Santa Bárbara, a cidade natal de Regis Gonçalves — informa-me ele próprio —, fica no chamado Quadrilátero Ferrífero, do qual também faz parte a Itabira de Carlos Drummond de Andrade:  "Oitenta por cento de ferro nas almas".

Será? Os poetas da região ferrífera podem até dizer o contrário, mas provam que não.

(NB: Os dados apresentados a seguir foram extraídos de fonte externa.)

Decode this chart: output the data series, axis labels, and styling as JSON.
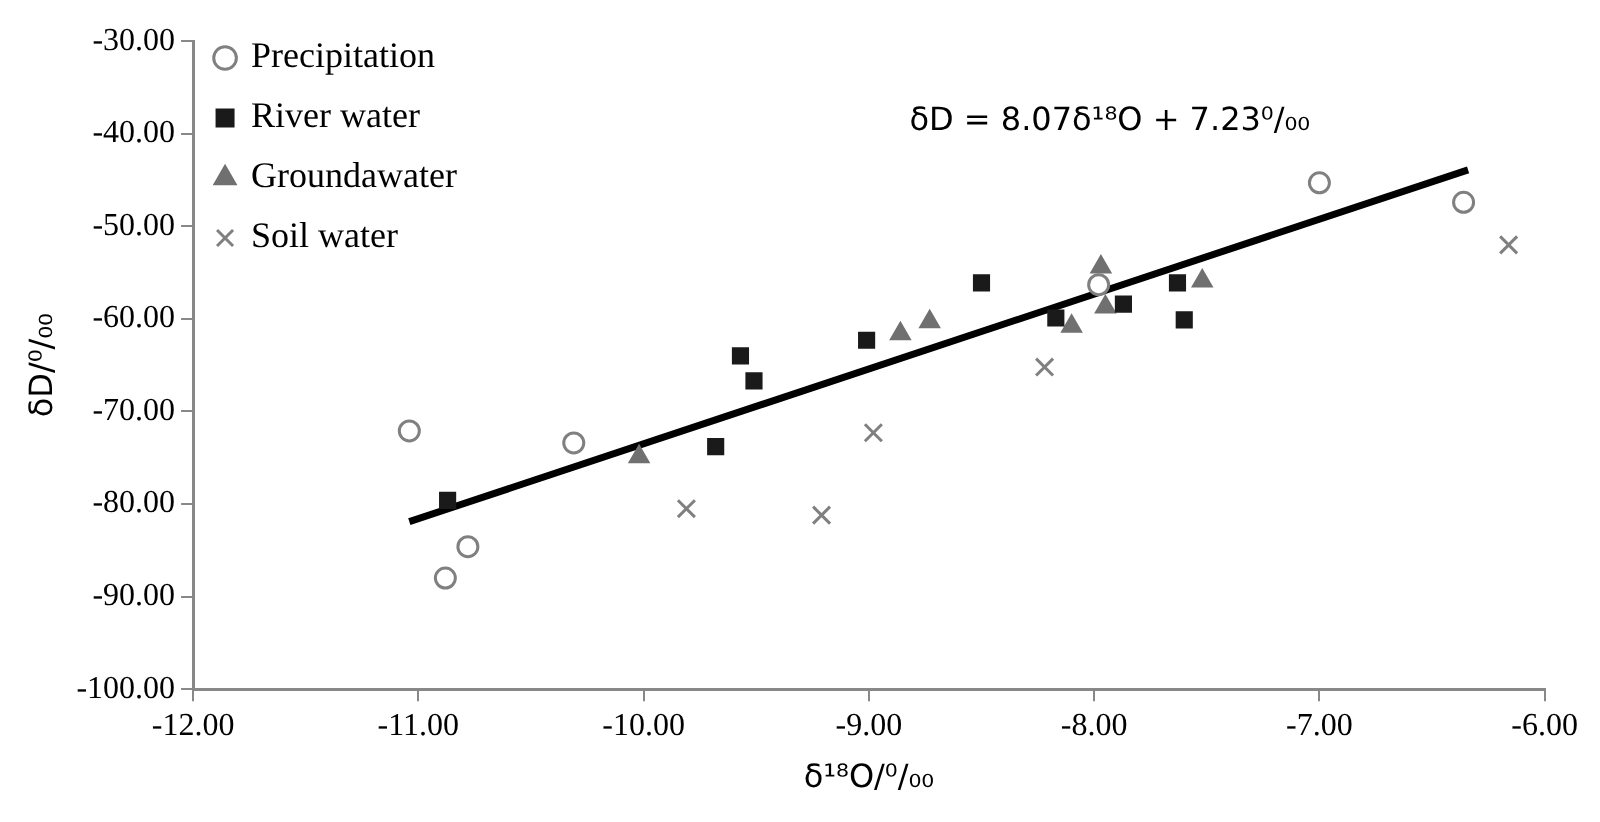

Um abraço, e até a próxima.

Carlos Machado




NOTA

O poeta Regis Gonçalves faleceu em Belo Horizonte, aos 82 anos, em 23 de abril de 2023.




                      •o•


LANÇAMENTOS

Dois livros serão lançados nos próximos dias em Salvador, no Rio de Janeiro e em São Paulo.


• José Inácio Vieira
  de Melo

   - A Infância do Centauro

O poeta alagoano-baiano José Inácio Vieira de Melo lança em Salvador sua nova coletânea de poesia, A Infância do Centauro, que sai pela editora Escrituras.

Data: 21/07/2007, sábado
Hora: 9h30 às 14h30
Local: LDM Livraria Multicampi
Rua Direita da Piedade, 20
Salvador



• Chacal
   - Belvedere

O carioca Chacal, expoente da geração mimeógrafo, publica agora sua poesia completa pela Cosac Naify / 7Letras. O volume, Belvedere, reúne seus escritos de 1971 a 2007. Lançamento duplo:

- Rio de Janeiro:
Data: 23/07/2007, segunda-feira
Hora: 20h00
Local: Livraria da Travessa
Rua Visconde de Pirajá, 572
Ipanema. Tel. (21) 3138-9595

- São Paulo:
Data: 25/07/2007, quarta-feira
Hora: 19h00
Local: Livraria da Vila
Rua Fradique Coutinho, 915
IVila Madalena. Tel. (11) 3814-5811

Minotauros no divã

Regis Gonçalves

 



NOTÍVAGO

O estrépito da noite
acordou meus ouvidos.
Era a volúpia da noite lambendo a cidade
e seus pés de barro.
Talvez fosse exato resmungar
e dormir de novo
abraçado à névoa dessa sombra.

Mas grandioso era o campo de luzes
irradiadas de teu corpo
penetrando-me. Meu toque
trêmulo despedaça
o mapa da cama: acordo-te.

Impossível pensar a hora
a direção do vento, o signo
predominante do zodíaco.

Irisadas, tuas cores
banhavam o coágulo do meu afeto.
Eras simples e terna
como um cachorro sem dentes.

O ar sabia a fumo e mostarda.
Ingênuo, te perseguia
na motocicleta de meus sonhos.

Inutilmente tento reconstruir
a pulsação do instante
feito de barro e chamas
cavalos que cruzam os céus
gládios de anjos anunciadores
e pivetes insones sob as marquises.


Nenhuma astúcia
desvenda o sentimento guardado
a sete chaves no cofre
de que talvez saibas o segredo.



CHAVE DE SI

flauta embora não possua

é música que inspira

súbita

suave

abstrusa

e à luz de uma cantiga

p i a n í s s i m a

Debussy Ravel

ou Pixinguinha

desata o nó da poesia:

é musa.



OLHOS AZUIS

Seus crus olhos
azuis craquelejam
a fina porcelana
da inveja.

Centauros
minotauros povoam
o divã

sob um farol de lua
acesa ao som
de valsa vienense
ou ameríndia.



ÁUREA DIAMANTINA

Chamar-se Áurea em terra de Chica
e morar na Palha.
Pedras faíscam
entre porcos, no lixo.

"Ai de ti, terra ímpia", o pastor
invectiva.
A lama no entanto
arrasta
os propósitos mais
convictos.

Aurífera, diamantífera
prolífera
mãe de cinco negrinhos.



SOL ARDENTE

disse-lhe:
o amor é feito disso
— diabruras
(o sol
rosnava na janela
e nus
dormíamos)
admirei-me ao vê-la
linha fria
desenovelar-se em mim
como ternura
do amor de nós de tudo
o que sabíamos?
mas havia
a tinta do dia
a descascar-se em luz
sobre seu púbis.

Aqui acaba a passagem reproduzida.